Looks to me like oneDate.getYear() returns 2000, not 100 (which appears to be what the coder was expecting).

-- =DSA. (dsangal@attglobal.net), January 01, 2000.


Here is the site for the U.S. Naval Observatory. It also has the year as 3900.

-- shari (shari_h72@hotmail.com), January 01, 2000.

sorry! :)

http://aa.usno.navy.mil/AA/data/docs/RS_OneDay.html

-- shari (shari_h72@hotmail.com), January 01, 2000.


Oh, fer cryin' out loud.

* function dateString(oneDate) { * var theMonth = monthNames[oneDate.getMonth()+1] * var theYear = oneDate.getYear()+1900 * return theMonth+" "+oneDate.getDate()+", "+theYear * }

Sheesh.

-- =DSA. (dsangal@attglobal.net), January 01, 2000.



Hey, don't mind me . . . I just want to use up some bandwidth and resources until I get this right. =8^b

function dateString(oneDate) {
var theMonth = monthNames[oneDate.getMonth() + 1]
var theYear = oneDate.getYear() + 1900
return theMonth + " " + oneDate.getDate() + ", " + theYear
}


-- =DSA. (dsangal@attglobal.net), January 01, 2000.

I have seen the date "3900" on many sites today.
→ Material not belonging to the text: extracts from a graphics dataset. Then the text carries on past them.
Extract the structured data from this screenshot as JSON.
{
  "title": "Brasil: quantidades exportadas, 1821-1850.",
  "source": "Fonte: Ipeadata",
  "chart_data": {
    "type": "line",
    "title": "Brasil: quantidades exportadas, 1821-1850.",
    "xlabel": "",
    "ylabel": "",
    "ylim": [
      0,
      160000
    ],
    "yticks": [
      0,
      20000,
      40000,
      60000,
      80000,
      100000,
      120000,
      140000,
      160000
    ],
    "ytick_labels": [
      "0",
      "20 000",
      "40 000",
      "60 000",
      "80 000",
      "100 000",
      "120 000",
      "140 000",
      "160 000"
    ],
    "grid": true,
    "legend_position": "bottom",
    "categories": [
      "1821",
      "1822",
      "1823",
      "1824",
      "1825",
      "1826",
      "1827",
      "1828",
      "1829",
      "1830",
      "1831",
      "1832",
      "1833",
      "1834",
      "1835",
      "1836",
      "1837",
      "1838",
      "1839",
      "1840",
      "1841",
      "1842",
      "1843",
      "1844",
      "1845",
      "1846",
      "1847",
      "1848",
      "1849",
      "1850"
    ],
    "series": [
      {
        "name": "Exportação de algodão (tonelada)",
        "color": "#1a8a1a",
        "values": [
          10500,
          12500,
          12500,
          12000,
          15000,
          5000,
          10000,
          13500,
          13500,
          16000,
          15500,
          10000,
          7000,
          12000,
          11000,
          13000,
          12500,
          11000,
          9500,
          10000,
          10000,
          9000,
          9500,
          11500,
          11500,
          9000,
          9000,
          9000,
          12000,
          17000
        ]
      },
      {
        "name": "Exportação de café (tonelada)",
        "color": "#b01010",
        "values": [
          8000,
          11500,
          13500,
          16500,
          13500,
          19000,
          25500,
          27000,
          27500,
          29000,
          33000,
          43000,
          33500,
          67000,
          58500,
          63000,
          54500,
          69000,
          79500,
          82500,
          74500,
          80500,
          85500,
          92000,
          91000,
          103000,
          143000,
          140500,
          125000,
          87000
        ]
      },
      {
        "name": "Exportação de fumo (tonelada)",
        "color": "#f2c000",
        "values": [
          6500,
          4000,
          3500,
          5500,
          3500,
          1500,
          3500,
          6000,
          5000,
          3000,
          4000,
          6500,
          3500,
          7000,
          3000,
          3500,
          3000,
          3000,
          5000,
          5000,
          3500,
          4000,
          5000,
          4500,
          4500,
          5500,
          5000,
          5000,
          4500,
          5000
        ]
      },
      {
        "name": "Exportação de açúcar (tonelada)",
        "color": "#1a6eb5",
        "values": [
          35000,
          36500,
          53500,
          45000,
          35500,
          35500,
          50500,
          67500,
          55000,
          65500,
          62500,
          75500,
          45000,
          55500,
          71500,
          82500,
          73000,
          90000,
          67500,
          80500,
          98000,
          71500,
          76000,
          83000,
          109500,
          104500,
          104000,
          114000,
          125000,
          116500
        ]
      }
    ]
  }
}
Not that it matters, but it has been amusing.

-- semper paratus (happy@new.year), January 01, 2000.

3900 date also seen at www.albuquerquetribune.com today, 01/01/00, along with lots of reports on how nothing happened, all is well in area, state, country...

-- Debby (Debbynospam@swcp.com), January 01, 2000.

In early browsers, the JavaScript getYear function returs a 2 digit year, and 100 for year 2000. Newer browsers return a 2 digit year through 1999, then return a 4 digit year after 2000. The early way to go from 2 digits to 4 was to add 1900. But, to be compatibel with all browsers, the proper technique must check the value returned by getYear to see if it is a 2 digit or 4 digit value, and ojnly adding 1900 to 2 digit values.